The tie has already been dubbed the ‘match of the decade’ by the media and that’s hardly a surprise given the political and historical nature of the two countries especially as the memories of the war are still fresh.
34,000 tickets were sold within hours of the game being announced and although away fans (Serbia) have been banned there are still massive security concerns.
Croatia’s declaration of independence in June 1991 from the former Yugoslavia sparked the four-year war and claimed an estimated 20,000 lives with both sides claiming atrocities were committed on each other.
Many believe that the catalyst for this conflict began in the Maksimir Stadium on May 13, 1990 though. In a league match, Zagreb and Red Star supporters rioted and Dinamo midfielder Zvonimir Boban became a hero for Croatian nationalists by kung-fu kicking a police officer who was beating a home fan with a truncheon.

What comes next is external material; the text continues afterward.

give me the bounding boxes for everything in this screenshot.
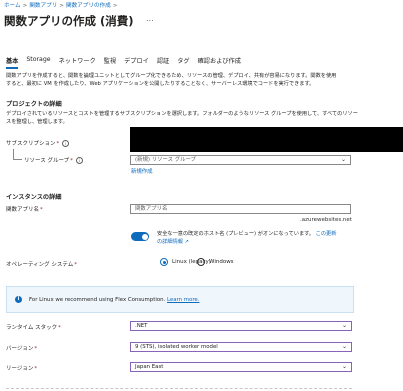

Here in the America it’s almost impossible to imagine just how horrific those 4 years were as families, neighbors, towns and villages were split apart.
Croatia captain Darijo Srna has described the game as his “most difficult match” while Serbia goalkeeper Vladimir Stojkovic said: “This is not only just about points …
“It’s about rivalry, prestige – and about something that will mean a lot more to some fans than to us players.”
One man who lived and played through the conflict was Sinisa Mihajlovic, the legendary hard man who kicked opponents almost as hard as his stunning free kicks.
Now the head coach of Serbia, this must read piece takes you inside his head and to the time when teammates became enemies.
Relationships between the two countries has gradually improved over the last few years but this is till considered a high risk match as Balkan football is still heavily linked to ultra-nationalist hooligans.
UEFA will be closely monitoring the game and the return leg on September 6 after warning both countries’ football federations about the need to tackle hooliganism.
I for one hope that tomorrow night we’re talking about a fantastic atmosphere and an even better game of football and nothing else.